Skip to content

Domain Gap Metric

The Domain Gap metric measures the statistical distance between a source and a target distribution based on their embeddings. It is used to quantify drift or differences between datasets.

What It Measures

Domain Gap measures how different two datasets are from each other.

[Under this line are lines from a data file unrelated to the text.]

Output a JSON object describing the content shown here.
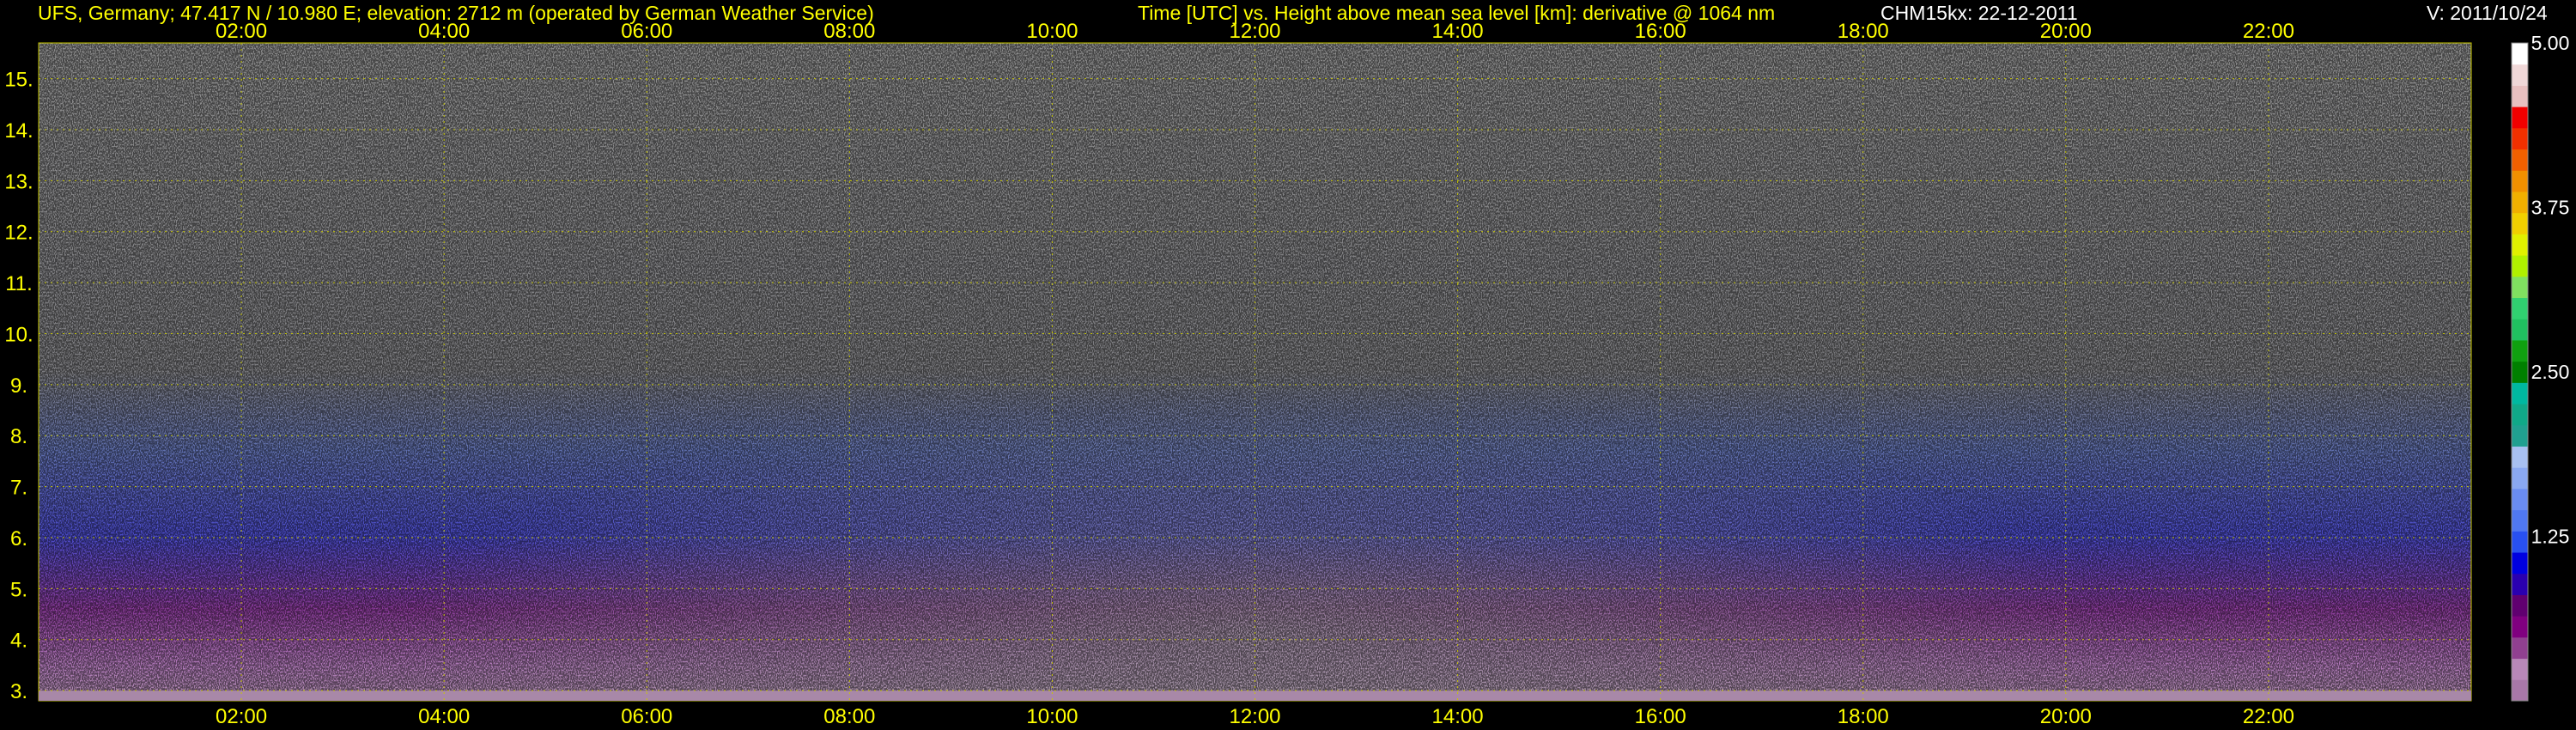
{
  "header": {
    "station": "UFS, Germany; 47.417 N / 10.980 E; elevation: 2712 m  (operated by German Weather Service)",
    "axes_title": "Time [UTC] vs. Height above mean sea level [km]: derivative @ 1064 nm",
    "instrument_date": "CHM15kx: 22-12-2011",
    "version": "V: 2011/10/24"
  },
  "colors": {
    "background": "#000000",
    "text": "#ffff00",
    "grid": "#c8c800",
    "version_text": "#ffffff"
  },
  "chart_data": {
    "type": "heatmap",
    "x_axis": {
      "label": "Time [UTC]",
      "range": [
        "00:00",
        "24:00"
      ],
      "ticks": [
        "02:00",
        "04:00",
        "06:00",
        "08:00",
        "10:00",
        "12:00",
        "14:00",
        "16:00",
        "18:00",
        "20:00",
        "22:00"
      ]
    },
    "y_axis": {
      "label": "Height above mean sea level [km]",
      "range": [
        2.8,
        15.7
      ],
      "ticks": [
        "3.",
        "4.",
        "5.",
        "6.",
        "7.",
        "8.",
        "9.",
        "10.",
        "11.",
        "12.",
        "13.",
        "14.",
        "15."
      ]
    },
    "colorbar": {
      "range": [
        0,
        5
      ],
      "labels": [
        "5.00",
        "3.75",
        "2.50",
        "1.25"
      ],
      "colors": [
        "#a878a8",
        "#b888b8",
        "#904090",
        "#800080",
        "#600070",
        "#2a00b0",
        "#0000e0",
        "#2850f0",
        "#5078f0",
        "#6a8cf0",
        "#8aa8f0",
        "#a8c0f0",
        "#20a090",
        "#10a888",
        "#00b8a0",
        "#008000",
        "#10a010",
        "#20c060",
        "#30d070",
        "#80e060",
        "#b0f000",
        "#e0f000",
        "#f0d000",
        "#f0b000",
        "#f09000",
        "#f06000",
        "#f03000",
        "#f00000",
        "#e8c0c0",
        "#f0d8d8",
        "#ffffff"
      ]
    },
    "signal_profile": {
      "description_free": true,
      "layers": [
        {
          "height_km": [
            3.0,
            4.5
          ],
          "colorbar_value": 0.3
        },
        {
          "height_km": [
            4.5,
            6.5
          ],
          "colorbar_value": 0.9
        },
        {
          "height_km": [
            6.5,
            8.5
          ],
          "colorbar_value": 1.5
        },
        {
          "height_km": [
            8.5,
            15.7
          ],
          "colorbar_value": 5.0
        }
      ]
    }
  }
}
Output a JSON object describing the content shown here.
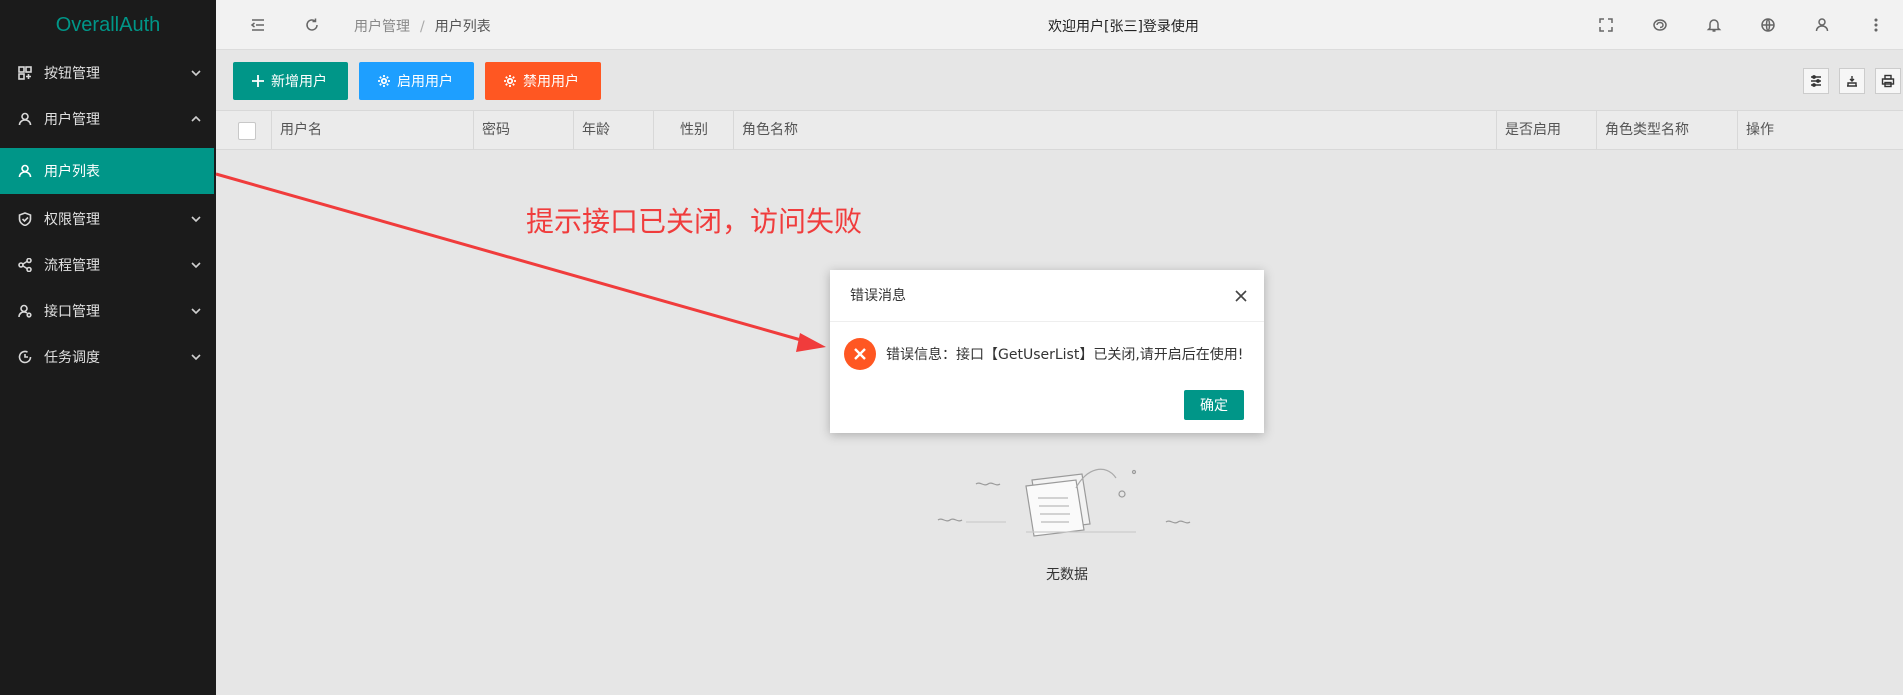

Use it to:

  • Compare train/test distributions — Ensure test data resembles training data
  • Detect data drift over time — Monitor distribution shifts in production
  • Validate data augmentation — Check if augmented data maintains original characteristics

Available Distance Metrics

Metric Full Name Best For
FID Fréchet Inception Distance Image embeddings
MMD Maximum Mean Discrepancy General kernel-based
Wasserstein Earth Mover's Distance 1D distributions
KLMVN Kullback-Leibler Multivariate Normal Gaussian distributions
H-Divergence Hypothesis-based Divergence Binary classification

Use Cases

  • Validate train/test split quality
  • Monitor data drift in production pipelines
  • Compare different data versions
  • Evaluate data augmentation strategies

Processor Information

  • Class: DomainGapProcessor
  • Package: dqm-ml-pytorch
  • Type Name: domain_gap

Supported Distance Metrics

  • fid: Frechet Inception Distance.
  • klmvn_diag: KL-Divergence assuming Diagonal Multivariate Normal distribution.
  • mmd_linear: Maximum Mean Discrepancy with a linear kernel.
  • wasserstein_1d: 1D Wasserstein distance aggregated over dimensions.

Configuration Parameters

  • INPUT:
  • embedding_col: Column containing pre-computed feature embeddings.
  • DELTA:
  • metric: The specific distance metric to compute.

Example YAML Configuration

metrics_processor:
  domain_drift:
    type: domain_gap
    INPUT:
      embedding_col: "resnet_embeddings"
    DELTA:
      metric: "fid"

Output

The processor returns the computed distance value:

  • domain_gap_<metric_name>: The calculated statistical distance.